Now that he has covered why cluster computing is a great idea and what’s involved in doing it in Parts 1 & 2, Rob Lucke concludes this series by describing how to take those first steps on the road to building a Linux cluster for your organization.
Building a Linux Cluster, Part 3: How To Get Started
2005-04-25 Linux 12 Comments
When exactly does a cluster make sense as a computing solution?
I would think because it lets you build a computer to handle more tasks without requirering one machine to have more and more power added to it to handle the project. A variety of smaller ones could be used to do the same task. Also, I believe this system is used for producing super computers sometimes too: like the one in Virginia Tech.
…when the task is large enough and can be broken into logical threads of execution/sub-tasks, or when redundency is required for a large number of systems that perform single tasks that can not be broken up.
The details, though, make all the difference; you can have a task that is large and can be broken into parts…yet, it would take more time to manage those parts and divide them than it would be to find a faster single system.
On a personal note, encoding video or audio is a task that would benifit from a modest sized cluster. Running a home accounting or spreadsheet would not, nor would a single-user game (well, the ones that exist now outside of the military).

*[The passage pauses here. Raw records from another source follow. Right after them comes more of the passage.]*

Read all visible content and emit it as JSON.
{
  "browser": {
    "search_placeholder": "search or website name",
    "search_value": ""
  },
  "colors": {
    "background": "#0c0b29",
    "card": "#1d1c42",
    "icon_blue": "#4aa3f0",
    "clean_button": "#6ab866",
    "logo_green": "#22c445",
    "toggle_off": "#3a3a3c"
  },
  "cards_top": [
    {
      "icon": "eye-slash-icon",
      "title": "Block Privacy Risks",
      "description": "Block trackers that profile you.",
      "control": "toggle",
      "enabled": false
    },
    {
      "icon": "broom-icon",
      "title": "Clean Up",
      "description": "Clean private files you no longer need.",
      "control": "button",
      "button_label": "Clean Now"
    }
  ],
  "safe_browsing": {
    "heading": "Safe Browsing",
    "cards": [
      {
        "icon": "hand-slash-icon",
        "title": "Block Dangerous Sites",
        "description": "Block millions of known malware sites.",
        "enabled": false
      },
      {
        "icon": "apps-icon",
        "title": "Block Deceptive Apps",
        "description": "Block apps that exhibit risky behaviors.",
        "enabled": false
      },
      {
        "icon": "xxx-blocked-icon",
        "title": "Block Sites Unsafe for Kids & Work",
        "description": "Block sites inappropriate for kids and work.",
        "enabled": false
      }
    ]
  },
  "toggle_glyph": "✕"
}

A word processor would be a silly thing to even attempt.
An OS that performs clustering well already and can be highly customized to make it as simple as possible would be ideal. (Thus, Linux and the other open/free unixes tend to be used heavily — as well as for cost reasons.)
> On a personal note, encoding video or audio is a task that would benifit from a modest sized cluster.
There aren’t many encoders that are implemented with the kind of parallelism needed to really benefit from a cluster (the best cases I’ve seen contain two or three main threads). There are even fewer that utilize a cluster message passing interface like MPI or PVM.
Outside of say, weather modeling or predicting, or oil speculation software modeling the earth’s temperatures, etc, when is using clusters a better option than say, a 4-way opteron workstation?
Someone, a while ago, had a beowulf cluster of PS2’s and while that’s awesome as a test of technology, it’s really more academic than anything else- x86 or PowerPC computers would be much better suited to the task.
So for the high-end user, when is a cluster a problem sovler?
I’m asking because I have roughly 14 computers that I’m going to give away to family members, gut for upgrades, or just sell on ebay for whatever it costs to ship em out of my basement.
None of them are the same CPU speed / ram / architecture. Do clusters require that every computer be exactly the same?
You can use transcode on Linux to create a video encoding cluster with Linux. Linux Magazine or Linux Journal had an article on it last year. Other than that, or some distributed project, I dont know why the common user would need one, other than the cool factor.
> None of them are the same CPU speed / ram / architecture. Do clusters require that every computer be exactly the same?
No, for a simple cluster the requirements on hardware aren’t very stringent. However if you have 14 old computers, any cluster you build out of it will perform worse than those 14 old computers combined. Again, there is still the issue of WHAT you are going to run on it. Don’t get me wrong, I’ve worked with Linux and proprietary clusters for a few years and they are extremely useful, but mostly to scientific and engineering applications.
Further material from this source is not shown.